[erlang-questions] Side-effects in "if" guards
Darren New
dnew@REDACTED
Thu May 15 20:10:51 CEST 2008
Being a newbie to Erlang, I wonder if there's a reason for the "if"
statement to disallow side-effects in the guards, or whether it's just a
result of using the same language construct for "if" as for "receive".
I.e., I understand why guards in "receive" can't have side-effects, but
the guards in "if" don't really seem to have that same problem.
I often find myself often stumbling over that fact, needing to write a
nested-three-deep "if" or auxiliary functions to do relatively simple
(and side-effect-free operations) simply because the tests are too
complex (calling my own code).

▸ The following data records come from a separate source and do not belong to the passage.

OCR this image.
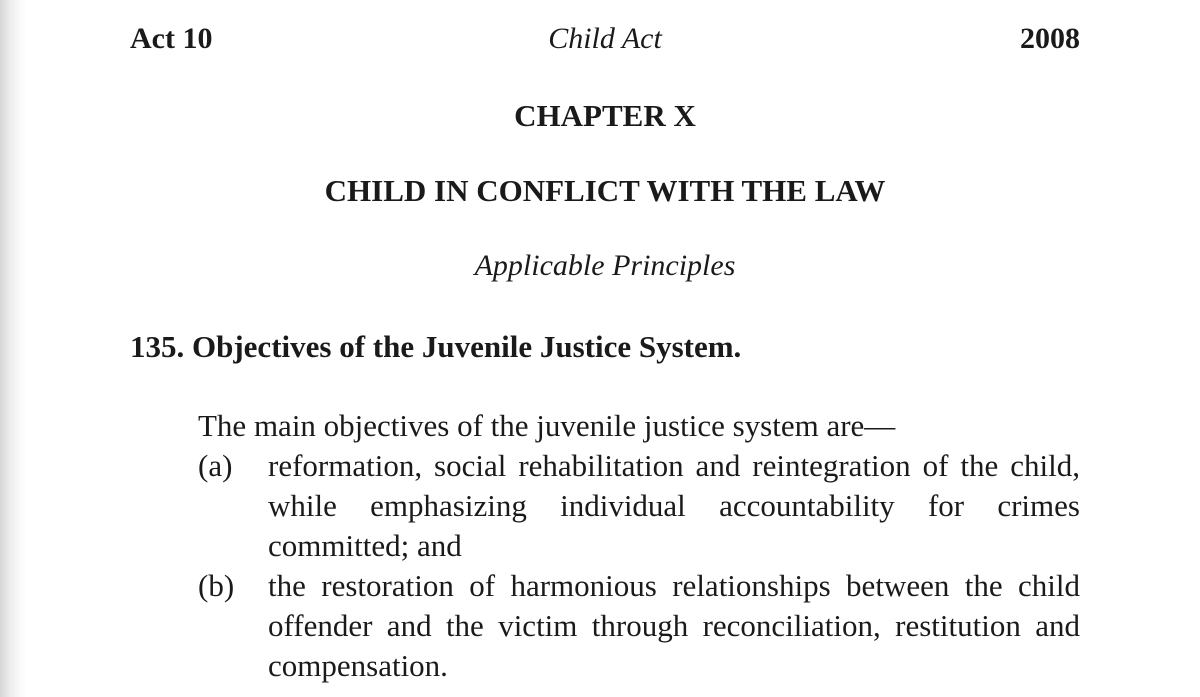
Act 10	Child Act	2008
CHAPTER X
CHILD IN CONFLICT WITH THE LAW
Applicable Principles
135. Objectives of the Juvenile Justice System.

The main objectives of the juvenile justice system are—

(a) reformation, social rehabilitation and reintegration of the child, while emphasizing individual accountability for crimes committed; and
(b) the restoration of harmonious relationships between the child offender and the victim through reconciliation, restitution and compensation.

For example, I can't say
if X is a list, and the list is length five,
and there are no duplicates -> good;
I have to
if X is a list ->
Y = string:tolower(X),
if X = Y ->
if X is length five ->
V = my:no_duplicates(X),
if V -> good;
Rather than the more straightforward
if X is a list andalso string:tolower(X) = X
andalso len(X) = 5 andalso true = my:noduplicates(X) -> good;
Is there a reason for this other than not having to define (and
implement) two different kinds of guards?
Or am I doing something suboptimal in my programming by doing this, and
there's really a clever but unobvious-to-me way of making this work better?
--
Darren New / San Diego, CA, USA (PST)
"That's pretty. Where's that?"
"It's the Age of Channelwood."
"We should go there on vacation some time."